9. Helicopter Parenting/Overscheduling

Helicopter Parenting is the term given to parents who " hover. " (Get it?)

ly, it's annoying. It was annoying before it had a name, and it's annoying

now. Whether it's the mom who insists on knee pads and a helmet on their kid

before they will allow them to go down the slide, or the dad who wants his

little one taking French lessons before they're potty-trained, parents need to

understand that sometimes kids need to be allowed to do their own thing.

10. Tutoring is Trendy

Back in the day, having a tutor was a little embarrassing. Kids felt like if you

had a tutor, then you weren't smart enough to do your schoolwork without help.

While it's good to see that the " kid + tutor = dummy " idea has faded, things

seem to have swung all the way in the other direction in some communities.

Here's how it works. You have a good student. But are they really as good as

they could be? Couldn't they be a little bit better? And parents, if you haven't

hired a tutor for your child, aren't you depriving them of an advantage that

they should have? And what about college? Yes, the kid is only a toddler. Never

too early to think about the Ivy League.

11. Taking Kids to Bars

Some things are for kids. Some are for adults. Chuck E. Cheese? Kids.

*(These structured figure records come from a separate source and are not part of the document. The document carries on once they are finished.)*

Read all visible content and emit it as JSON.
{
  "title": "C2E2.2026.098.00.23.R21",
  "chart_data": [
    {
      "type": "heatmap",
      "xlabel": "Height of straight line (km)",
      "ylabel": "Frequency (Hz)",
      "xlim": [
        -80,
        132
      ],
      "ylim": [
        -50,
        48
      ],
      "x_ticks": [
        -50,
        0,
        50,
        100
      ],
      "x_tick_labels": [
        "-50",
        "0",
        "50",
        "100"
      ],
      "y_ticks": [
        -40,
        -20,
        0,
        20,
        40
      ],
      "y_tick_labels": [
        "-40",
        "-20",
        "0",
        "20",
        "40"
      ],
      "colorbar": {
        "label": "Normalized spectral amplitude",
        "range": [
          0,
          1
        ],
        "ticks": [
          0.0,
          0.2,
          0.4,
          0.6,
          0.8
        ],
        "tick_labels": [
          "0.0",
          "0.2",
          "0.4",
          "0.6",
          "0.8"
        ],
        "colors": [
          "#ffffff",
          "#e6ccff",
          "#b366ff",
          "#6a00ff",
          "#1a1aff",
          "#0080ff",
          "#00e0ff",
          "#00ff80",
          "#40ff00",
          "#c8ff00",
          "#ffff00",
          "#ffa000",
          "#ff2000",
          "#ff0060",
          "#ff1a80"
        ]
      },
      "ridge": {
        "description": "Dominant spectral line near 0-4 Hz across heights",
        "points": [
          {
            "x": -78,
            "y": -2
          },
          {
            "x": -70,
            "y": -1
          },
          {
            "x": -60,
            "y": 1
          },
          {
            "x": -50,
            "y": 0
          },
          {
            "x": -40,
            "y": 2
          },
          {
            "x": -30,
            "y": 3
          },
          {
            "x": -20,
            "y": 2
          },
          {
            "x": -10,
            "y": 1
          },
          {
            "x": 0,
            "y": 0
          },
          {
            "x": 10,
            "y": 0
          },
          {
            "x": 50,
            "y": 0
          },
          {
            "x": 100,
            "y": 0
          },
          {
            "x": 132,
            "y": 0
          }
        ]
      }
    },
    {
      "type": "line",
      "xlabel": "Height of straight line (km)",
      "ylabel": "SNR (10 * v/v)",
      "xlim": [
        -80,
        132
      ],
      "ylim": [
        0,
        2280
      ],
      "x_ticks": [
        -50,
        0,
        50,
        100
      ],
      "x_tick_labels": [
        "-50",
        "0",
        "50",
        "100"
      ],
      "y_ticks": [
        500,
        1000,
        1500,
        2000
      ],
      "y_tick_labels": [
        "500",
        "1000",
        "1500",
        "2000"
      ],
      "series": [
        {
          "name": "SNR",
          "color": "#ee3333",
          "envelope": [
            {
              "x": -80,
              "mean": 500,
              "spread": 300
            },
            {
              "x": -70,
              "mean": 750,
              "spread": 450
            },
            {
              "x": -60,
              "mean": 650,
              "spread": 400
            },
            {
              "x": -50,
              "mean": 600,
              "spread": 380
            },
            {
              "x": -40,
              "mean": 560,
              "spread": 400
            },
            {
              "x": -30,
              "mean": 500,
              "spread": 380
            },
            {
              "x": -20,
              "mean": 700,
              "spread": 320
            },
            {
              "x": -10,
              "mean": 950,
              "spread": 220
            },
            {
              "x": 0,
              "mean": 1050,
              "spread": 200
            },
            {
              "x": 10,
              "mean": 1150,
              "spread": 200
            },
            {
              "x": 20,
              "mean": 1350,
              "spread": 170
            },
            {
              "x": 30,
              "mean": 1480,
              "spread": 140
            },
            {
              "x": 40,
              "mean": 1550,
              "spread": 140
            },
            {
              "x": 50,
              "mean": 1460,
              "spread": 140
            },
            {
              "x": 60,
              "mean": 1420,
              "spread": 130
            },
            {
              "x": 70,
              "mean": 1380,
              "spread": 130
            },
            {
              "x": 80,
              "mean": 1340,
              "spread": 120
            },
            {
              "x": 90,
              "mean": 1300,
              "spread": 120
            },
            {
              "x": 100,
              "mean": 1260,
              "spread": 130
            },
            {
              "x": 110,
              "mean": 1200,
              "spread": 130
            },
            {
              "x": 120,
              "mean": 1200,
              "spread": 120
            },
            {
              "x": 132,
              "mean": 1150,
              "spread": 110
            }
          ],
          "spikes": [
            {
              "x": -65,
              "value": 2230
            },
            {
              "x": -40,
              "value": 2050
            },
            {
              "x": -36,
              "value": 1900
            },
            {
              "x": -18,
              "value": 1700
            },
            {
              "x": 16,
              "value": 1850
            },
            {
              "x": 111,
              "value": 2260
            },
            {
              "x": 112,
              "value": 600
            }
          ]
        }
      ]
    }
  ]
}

Establishments that exist primarily for the consumption of alcohol? Adults. At

some point in the last several years, many parents seemed to feel that not only

were they entitled to a drink, they no longer needed a babysitter in order to do

it. You might be able to keep track of your kid while your knock back a few

Budweisers. But maybe some of us went out in order to get away from our families

for a couple of hours. And if that doesn't dissuade you, think about this -- do

you have any idea how hard it is to get red wine stains out of a onesie?

12. Hiding Vegetables

It doesn't really matter if Seinfeld first came up with the idea of

" hiding " spinach in brownies in her book " Deceptively Delicious, " or if it was

Missy Lapine in " The Sneaky Chef. " Once upon a time, being " sneaky " or

" deceptive " wasn't considered a good thing. AV Club columnist Amelie Gillette,

aka The Hater, put it like this: " So all you need to do to get kids to eat

vegetables is puree all the nutrition out of broccoli and then bake it into

cookies that taste like lies? " Amen, sister.

13. Pretending That Your Kid Doesn't Watch TV

Let's make 2010 the year of Parental Honesty About Media Consumption. Because

you know what? Our kids watch television. They do. And there's nothing wrong

with that. Is it possible that there are children that don't? Of course. Are

they the children of the parents who feel the need to constantly tell you that

they don't? No. And for those who say " my child only watches DVDs and YouTube

videos, " guess what? That's TV. It might not be Must-See TV, but it's still a

screen and your child is staring at it. And that's fine. Get over yourself.

14. Talking About How Much You Dislike Your Children

Some things should remain private. Like if you really wanted a boy, but had a

girl instead. If you feel you must tell the world how you feel about your kids,

use this rule. Before posting something to your blog, ask yourself if you would

want your child to read it when they are older. If the answer is no, write about

something else. Like your cat. At least animals can't read.